Parmi les peintres majeurs du XXème siècle, on pense toujours
aux cubistes, expressionnistes et autres -istes qui ont fait le bonheur des
amateurs d'art éclairé et des galéristes, comme celui des
commissaires-priseurs sous les marteaux desquels défilaient des
millions de francs, de dollars ou
d'euros.
Si l'on ne peut, dans notre monde actuel, dénier une valeur
marchande à l'art (et tant mieux pour l'artiste, car le passé
nous a trop montré que certains artistes accédaient à la
renommée qu'à titre posthume), certains peintres ont dû la
leur, non seulement à la valeur de leur art, mais aussi à la
cause qu'ils défendaient.
Parmi ceux-ci, Candido Portinari, peintre brésilien, a eu la grande
joie de voir son oeuvre reconnue de son vivant (bien que celui-ci fût
trop bref) et d'avoir servi l'humanité.
Peintre brésilien dans le courant du néo-réalisme,
comme de nombreux peintres sudaméricains, Candido Portinari a
couché sur la toile les expériences de son univers
poétique, l'expression de ses rêveries, le retour vers l'enfance.
Il l'a exprimé avec des couleurs fondamentales. Tout en nuances,
Portinari empruntait ses thèmes au folklore brésilien, avec une
retenue des couleurs, où dominaient le brun-vert et le bleu-gris,
contrastant avec le débridé de son graphisme.

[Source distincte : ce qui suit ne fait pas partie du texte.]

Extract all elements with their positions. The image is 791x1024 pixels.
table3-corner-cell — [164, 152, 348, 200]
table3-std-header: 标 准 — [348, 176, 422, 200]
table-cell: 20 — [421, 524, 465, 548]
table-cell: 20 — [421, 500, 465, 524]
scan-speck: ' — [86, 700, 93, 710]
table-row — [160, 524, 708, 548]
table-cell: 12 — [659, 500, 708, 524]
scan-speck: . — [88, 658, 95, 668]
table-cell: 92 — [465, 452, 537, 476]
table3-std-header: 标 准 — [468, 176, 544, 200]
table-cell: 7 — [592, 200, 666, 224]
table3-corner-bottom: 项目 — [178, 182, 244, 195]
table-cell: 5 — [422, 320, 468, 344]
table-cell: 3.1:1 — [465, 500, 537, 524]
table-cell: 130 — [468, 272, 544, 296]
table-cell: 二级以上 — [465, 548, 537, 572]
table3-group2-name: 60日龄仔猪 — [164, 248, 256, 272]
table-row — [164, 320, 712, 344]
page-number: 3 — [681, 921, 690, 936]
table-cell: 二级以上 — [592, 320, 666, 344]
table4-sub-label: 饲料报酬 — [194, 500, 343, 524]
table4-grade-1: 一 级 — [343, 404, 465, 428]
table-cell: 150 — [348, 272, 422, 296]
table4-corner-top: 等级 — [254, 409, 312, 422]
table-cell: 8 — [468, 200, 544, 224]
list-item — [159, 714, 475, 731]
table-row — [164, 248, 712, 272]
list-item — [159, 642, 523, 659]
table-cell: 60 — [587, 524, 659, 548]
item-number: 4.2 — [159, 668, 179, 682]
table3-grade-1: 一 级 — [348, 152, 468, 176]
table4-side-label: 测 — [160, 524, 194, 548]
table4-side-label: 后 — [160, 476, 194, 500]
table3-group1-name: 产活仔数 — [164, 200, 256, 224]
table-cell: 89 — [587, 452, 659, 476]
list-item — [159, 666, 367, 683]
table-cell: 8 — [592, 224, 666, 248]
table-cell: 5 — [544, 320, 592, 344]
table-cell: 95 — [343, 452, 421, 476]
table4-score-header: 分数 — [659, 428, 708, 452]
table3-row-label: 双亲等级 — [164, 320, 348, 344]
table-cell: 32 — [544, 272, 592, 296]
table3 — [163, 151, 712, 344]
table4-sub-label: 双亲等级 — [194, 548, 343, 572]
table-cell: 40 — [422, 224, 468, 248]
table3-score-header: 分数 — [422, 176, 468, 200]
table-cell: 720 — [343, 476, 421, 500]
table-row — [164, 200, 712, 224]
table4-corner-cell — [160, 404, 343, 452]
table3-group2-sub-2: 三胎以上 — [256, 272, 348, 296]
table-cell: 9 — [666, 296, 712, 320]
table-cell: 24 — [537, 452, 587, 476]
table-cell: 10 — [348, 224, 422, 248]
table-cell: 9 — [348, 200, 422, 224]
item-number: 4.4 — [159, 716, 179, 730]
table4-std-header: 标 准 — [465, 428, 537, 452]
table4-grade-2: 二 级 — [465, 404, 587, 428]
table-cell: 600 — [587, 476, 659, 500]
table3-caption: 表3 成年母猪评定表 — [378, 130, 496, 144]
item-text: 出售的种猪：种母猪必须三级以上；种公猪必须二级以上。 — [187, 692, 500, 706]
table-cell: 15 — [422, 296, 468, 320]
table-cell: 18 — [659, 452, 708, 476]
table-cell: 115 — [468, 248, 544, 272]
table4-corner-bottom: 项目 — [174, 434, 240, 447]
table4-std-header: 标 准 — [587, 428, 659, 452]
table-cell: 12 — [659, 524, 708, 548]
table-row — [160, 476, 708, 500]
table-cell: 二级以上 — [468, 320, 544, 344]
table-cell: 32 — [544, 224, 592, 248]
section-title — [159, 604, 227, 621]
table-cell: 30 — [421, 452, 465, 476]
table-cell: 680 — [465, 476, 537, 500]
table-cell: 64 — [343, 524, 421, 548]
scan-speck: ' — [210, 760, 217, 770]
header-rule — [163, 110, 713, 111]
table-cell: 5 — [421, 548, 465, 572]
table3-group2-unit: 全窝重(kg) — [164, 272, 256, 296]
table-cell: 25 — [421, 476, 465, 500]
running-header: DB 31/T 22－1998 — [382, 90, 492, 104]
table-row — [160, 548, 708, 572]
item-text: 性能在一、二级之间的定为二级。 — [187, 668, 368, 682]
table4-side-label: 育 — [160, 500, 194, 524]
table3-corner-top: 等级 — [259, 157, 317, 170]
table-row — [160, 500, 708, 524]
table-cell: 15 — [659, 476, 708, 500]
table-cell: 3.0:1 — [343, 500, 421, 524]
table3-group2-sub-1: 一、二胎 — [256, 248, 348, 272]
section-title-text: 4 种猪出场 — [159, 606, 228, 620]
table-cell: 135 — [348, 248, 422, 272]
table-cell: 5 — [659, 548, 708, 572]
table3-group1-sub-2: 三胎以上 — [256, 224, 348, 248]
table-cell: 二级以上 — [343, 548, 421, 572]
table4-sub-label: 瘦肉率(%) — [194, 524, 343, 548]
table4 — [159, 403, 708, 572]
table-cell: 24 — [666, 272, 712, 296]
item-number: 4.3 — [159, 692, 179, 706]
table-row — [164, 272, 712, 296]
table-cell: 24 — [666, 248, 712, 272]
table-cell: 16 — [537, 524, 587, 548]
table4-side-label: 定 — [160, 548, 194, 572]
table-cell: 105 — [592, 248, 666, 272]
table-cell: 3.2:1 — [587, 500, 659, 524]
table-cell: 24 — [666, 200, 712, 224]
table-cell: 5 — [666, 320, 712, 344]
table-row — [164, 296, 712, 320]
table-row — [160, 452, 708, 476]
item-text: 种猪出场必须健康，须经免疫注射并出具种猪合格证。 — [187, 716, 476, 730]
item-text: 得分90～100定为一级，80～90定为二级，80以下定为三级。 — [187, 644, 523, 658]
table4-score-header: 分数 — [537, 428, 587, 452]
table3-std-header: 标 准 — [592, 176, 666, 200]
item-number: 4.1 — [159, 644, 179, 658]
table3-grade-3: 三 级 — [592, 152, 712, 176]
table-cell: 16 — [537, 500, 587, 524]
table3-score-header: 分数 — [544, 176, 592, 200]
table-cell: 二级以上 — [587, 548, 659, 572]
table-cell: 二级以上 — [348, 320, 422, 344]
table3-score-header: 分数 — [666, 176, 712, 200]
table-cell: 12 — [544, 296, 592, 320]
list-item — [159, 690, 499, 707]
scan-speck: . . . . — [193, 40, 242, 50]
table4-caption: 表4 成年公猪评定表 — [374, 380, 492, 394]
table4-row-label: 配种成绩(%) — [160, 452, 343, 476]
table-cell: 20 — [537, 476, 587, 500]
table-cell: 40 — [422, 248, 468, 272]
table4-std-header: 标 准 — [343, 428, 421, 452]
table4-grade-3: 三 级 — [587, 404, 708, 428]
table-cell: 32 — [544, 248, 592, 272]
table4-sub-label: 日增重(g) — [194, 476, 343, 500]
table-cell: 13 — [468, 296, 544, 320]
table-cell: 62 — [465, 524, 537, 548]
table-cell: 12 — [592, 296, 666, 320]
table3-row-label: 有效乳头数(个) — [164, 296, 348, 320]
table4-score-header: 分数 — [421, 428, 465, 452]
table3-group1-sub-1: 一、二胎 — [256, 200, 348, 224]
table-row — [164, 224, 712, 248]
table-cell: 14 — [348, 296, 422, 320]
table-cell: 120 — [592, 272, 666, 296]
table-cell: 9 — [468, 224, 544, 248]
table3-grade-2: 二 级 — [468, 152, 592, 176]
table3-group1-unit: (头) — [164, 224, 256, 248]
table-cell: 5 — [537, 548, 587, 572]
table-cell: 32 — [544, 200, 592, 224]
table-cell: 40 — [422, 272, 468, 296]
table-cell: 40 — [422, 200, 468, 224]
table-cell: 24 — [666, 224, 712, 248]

Mais au centre de son œuvre, il a placé avant tout
l'être humain et a tiré son inspiration de son engagement
politique. Auteur de 4500 à 6000 œuvres et de plus de 25 000
documents, il est surtout célèbre pour ses fresques Guerre et
paix, actuellement au siège de l'ONU à New York.
Cette peinture couvre deux étages et éclate aux yeux des
délégués qui montent par les escaliers ou empruntent
l'ascenseur pour se rendre dans la salle de l'Assemblée
Générale. Ils sont alors confrontés à « La
Guerre ». Lorsqu'ils sortent des salles de sessions restreintes, comme
le Conseil économique et social ou le Conseil de Tutelle, ils
découvrent une autre fresque murale, intitulée « La Paix
».
La reconnaissance d'un artiste de cette envergure, dès les
années 1940, est celle d'un engagement social, représentant le
peuple brésilien, ses luttes, ses souffrances, ses espoirs. C'est aussi
la reconnaissance des objectifs de l'humanité, objectifs combien de
fois ignorés, bafoués ou reniés, même de nos jours,
des plus petites nations aux plus puissantes. Initialement, l'œuvre lui
avait été commandée par le gouvernement brésilien
pour: « préserver les générations futures du
fléau de la guerre. »
On sait ce qu'il advint de cette pieuse demande.
Les deux peintures mesurent chacune 14 mètres sur 10 mètres
et sont peintes à l'huile sur du contreplaqué de marine.
En 1957, le gouvernement brésilien les offraient aux Nations-Unies
et le 6 mai 1974, l'Union Postale universelle rendait hommage au peintre en
émettant un timbre premier jour représentant un détail de
« La Paix ».
Enfin, le président brésilien remettait au Pape actuel,
Benoît XVI, trois livres contenant les œuvres complètes de
Candido Portinari.
Voltaire aurait sans nul doute apprécié ce prénom pour
un peintre au réalisme poétique si prononcé dont le
jugement sur son époque fut si critique et si vrai.